Quelque 2.800 membres du MEK vivent dans la cité albanaise d’Ashraf 3. Le MEK avait soutenu en 1979 la révolution populaire qui avait renversé le régime impérial en Iran et conduit à l’avènement de la République islamique, mais s’est ensuite opposé aux nouvelles autorités.

Des vidéos de dizaines de membres présumés du MEK à l’intérieur de l’Iran -notamment des jeunes et des femmes – dissimulant leurs visages et scandant des slogans, ont aussi été diffusées.

Vêtue d’un ensemble et d’un foulard bleu clair, la dirigeante du MEK, également présidente du CNRI, Maryam Radjavi, a longuement pris la parole depuis l’Albanie, entourée des centaines d’écrans télévisés. « Nous, le peuple iranien et la Résistance iranienne, nous allons renverser ce régime et reprendre l’Iran (…) nous allons bâtir un Iran libre (…) et instaurer une République démocratique, laïque et non nucléaire », a-t-elle lancé.

« Aujourd’hui, tout indique que la dictature religieuse est en phase de renversement », a-t-elle jugé. « Le soulèvement enflammé de novembre (2019) a démontré (…) qu’il existe une force de renversement située au cœur des villes d’Iran ».

Un mouvement de contestation avait éclaté le 15 novembre en Iran dès l’annonce d’une forte hausse du prix de l’essence, en pleine crise économique, et avait touché une centaine de villes.

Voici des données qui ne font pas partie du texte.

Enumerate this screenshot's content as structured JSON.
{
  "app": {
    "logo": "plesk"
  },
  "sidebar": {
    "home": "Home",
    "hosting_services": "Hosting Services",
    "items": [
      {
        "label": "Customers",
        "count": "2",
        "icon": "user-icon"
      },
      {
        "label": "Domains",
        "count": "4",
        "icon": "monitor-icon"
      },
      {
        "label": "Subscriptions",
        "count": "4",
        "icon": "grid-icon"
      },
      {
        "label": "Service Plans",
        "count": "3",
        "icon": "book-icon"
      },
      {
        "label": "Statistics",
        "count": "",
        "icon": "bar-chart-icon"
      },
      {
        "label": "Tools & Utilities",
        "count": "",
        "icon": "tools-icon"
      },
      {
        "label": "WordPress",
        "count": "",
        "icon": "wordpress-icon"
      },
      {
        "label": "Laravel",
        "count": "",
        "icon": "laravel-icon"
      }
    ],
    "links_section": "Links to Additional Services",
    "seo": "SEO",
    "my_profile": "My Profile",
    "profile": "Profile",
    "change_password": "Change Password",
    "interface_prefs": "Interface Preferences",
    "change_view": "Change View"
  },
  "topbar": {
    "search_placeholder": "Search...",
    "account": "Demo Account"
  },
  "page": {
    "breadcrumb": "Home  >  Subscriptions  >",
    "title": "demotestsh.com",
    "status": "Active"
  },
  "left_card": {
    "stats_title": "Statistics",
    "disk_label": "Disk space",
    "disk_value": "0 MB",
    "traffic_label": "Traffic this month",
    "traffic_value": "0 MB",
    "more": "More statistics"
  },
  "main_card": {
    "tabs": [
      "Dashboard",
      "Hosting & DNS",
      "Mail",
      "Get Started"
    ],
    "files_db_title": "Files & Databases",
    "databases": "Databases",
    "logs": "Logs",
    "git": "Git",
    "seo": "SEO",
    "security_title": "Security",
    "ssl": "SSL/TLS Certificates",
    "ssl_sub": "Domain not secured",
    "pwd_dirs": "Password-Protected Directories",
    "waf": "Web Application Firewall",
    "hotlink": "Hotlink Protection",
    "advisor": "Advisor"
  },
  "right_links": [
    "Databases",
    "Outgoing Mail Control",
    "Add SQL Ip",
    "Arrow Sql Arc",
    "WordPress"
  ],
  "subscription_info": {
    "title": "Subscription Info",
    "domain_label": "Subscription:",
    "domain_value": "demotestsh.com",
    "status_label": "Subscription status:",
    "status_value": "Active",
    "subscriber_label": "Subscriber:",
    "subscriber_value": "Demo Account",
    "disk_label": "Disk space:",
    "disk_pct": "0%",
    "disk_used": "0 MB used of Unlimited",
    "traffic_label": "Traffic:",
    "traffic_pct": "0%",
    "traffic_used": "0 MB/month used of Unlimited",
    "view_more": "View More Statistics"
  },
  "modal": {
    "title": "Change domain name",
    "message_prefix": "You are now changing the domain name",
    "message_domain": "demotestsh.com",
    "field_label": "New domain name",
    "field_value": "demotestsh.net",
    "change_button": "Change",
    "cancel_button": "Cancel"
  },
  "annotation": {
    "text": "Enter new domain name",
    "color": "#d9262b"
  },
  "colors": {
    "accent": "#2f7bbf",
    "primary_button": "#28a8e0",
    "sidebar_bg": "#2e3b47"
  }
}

Des manifestants iraniens se rassemblent autour d’une voiture en feu lors d’une manifestation contre l’augmentation du prix de l’essence, dans la capitale Téhéran, le 16 novembre 2019. (AFP)

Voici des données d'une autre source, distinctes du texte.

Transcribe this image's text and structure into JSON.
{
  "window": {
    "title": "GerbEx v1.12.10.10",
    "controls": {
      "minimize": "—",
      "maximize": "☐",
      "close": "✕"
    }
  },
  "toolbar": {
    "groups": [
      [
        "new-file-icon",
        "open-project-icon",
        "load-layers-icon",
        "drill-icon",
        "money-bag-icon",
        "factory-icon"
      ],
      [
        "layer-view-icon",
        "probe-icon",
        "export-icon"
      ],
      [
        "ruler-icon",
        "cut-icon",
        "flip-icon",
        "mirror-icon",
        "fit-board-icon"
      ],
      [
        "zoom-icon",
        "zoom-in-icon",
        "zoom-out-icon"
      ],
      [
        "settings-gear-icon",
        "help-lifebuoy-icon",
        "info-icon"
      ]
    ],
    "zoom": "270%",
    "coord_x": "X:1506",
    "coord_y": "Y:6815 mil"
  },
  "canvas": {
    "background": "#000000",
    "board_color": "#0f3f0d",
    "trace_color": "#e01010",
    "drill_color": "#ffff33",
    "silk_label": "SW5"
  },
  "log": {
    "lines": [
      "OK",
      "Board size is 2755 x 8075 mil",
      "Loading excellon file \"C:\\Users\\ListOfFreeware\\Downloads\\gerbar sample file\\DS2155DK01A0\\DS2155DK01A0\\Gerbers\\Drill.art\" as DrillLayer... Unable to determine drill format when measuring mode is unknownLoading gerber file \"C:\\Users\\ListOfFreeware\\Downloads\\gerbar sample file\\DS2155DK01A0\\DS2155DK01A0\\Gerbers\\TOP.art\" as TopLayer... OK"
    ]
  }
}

Selon Washington, la répression des manifestations de novembre a fait plus de 1.000 morts. Les experts de l’ONU évoquent plus de 300 morts. Téhéran avait estimé à 230 le nombre de personnes tuées.

« Prison intérieure »

Dans son discours, Maryam Radjavi a rendu hommage aux « victimes innocentes » de l’épidémie de nouveau coronavirus en Iran, affirmant qu’elle avait fait « jusqu’à ce jour au moins 72.000 morts en Iran » et accusant les autorités d’une gestion « calamiteuse » de la situation.

Les autorités iraniennes ont elles recensé 264.561 cas de contamination dans le pays, dont 13.410 morts. La maladie gagne nettement du terrain depuis près d’un mois en Iran, pays de loin le plus touché au Proche et au Moyen-Orient.

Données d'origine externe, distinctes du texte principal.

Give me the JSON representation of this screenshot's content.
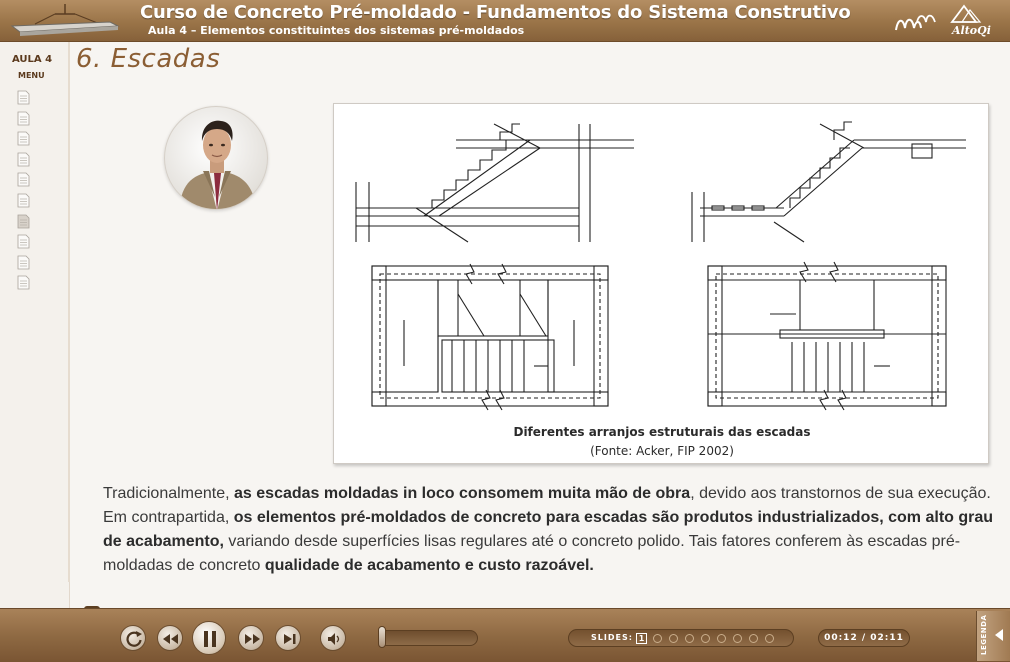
{
  "header": {
    "title": "Curso de Concreto Pré-moldado - Fundamentos do Sistema Construtivo",
    "subtitle": "Aula 4 – Elementos constituintes dos sistemas pré-moldados",
    "logo_text": "AltoQi"
  },
  "sidebar": {
    "aula_label": "AULA 4",
    "menu_label": "MENU",
    "page_count": 10,
    "current_page_index": 6
  },
  "main": {
    "section_title": "6. Escadas",
    "figure": {
      "caption_title": "Diferentes arranjos estruturais das escadas",
      "caption_source": "(Fonte: Acker, FIP 2002)"
    },
    "paragraph": {
      "p1": "Tradicionalmente, ",
      "b1": "as escadas moldadas in loco consomem muita mão de obra",
      "p2": ", devido aos transtornos de sua execução. Em contrapartida, ",
      "b2": "os elementos pré-moldados de concreto para escadas são produtos industrializados, com alto grau de acabamento,",
      "p3": " variando desde superfícies lisas regulares até o concreto polido. Tais fatores conferem às escadas pré-moldadas de concreto ",
      "b3": "qualidade de acabamento e custo razoável."
    }
  },
  "footer": {
    "slides_label": "SLIDES:",
    "current_slide": "1",
    "slide_total_dots": 9,
    "time": "00:12 / 02:11",
    "legend_label": "LEGENDA",
    "volume_level": 0.0
  },
  "colors": {
    "brand_brown": "#9a7448",
    "title_brown": "#8b5e34"
  }
}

Le député français Philippe Gosselin (Les Républicains, droite) qui s’est exprimé lors de ce rassemblement a déclaré que l’Iran était « devenu une prison intérieure ».

L’ancien maire de New York Rudy Giuliani à un évènement « Free Iran 2018 – the Alternative » le 30 juin 2018, à Villepinte, en banlieue parisienne. (Crédit : AFP /Zakaria Abdelkafi)

De son côté, l’avocat personnel de Donald Trump et ancien maire de New York Rudy Giuliani, joint via Zoom aux Etats-Unis, a prononcé un discours offensif.

« Le régime (iranien) est sur le point de tomber en ce moment », a-t-il affirmé, critiquant notamment la gestion par les autorités de l’épidémie de Covid-19. « Le changement de régime en Iran est à portée de main. N’écoutez pas les
pessimistes ! », a-t-il martelé.

De sévères sanctions américaines contre l’Iran ont été rétablies en 2018 après le retrait unilatéral des Etats-Unis de l’accord international sur le nucléaire iranien.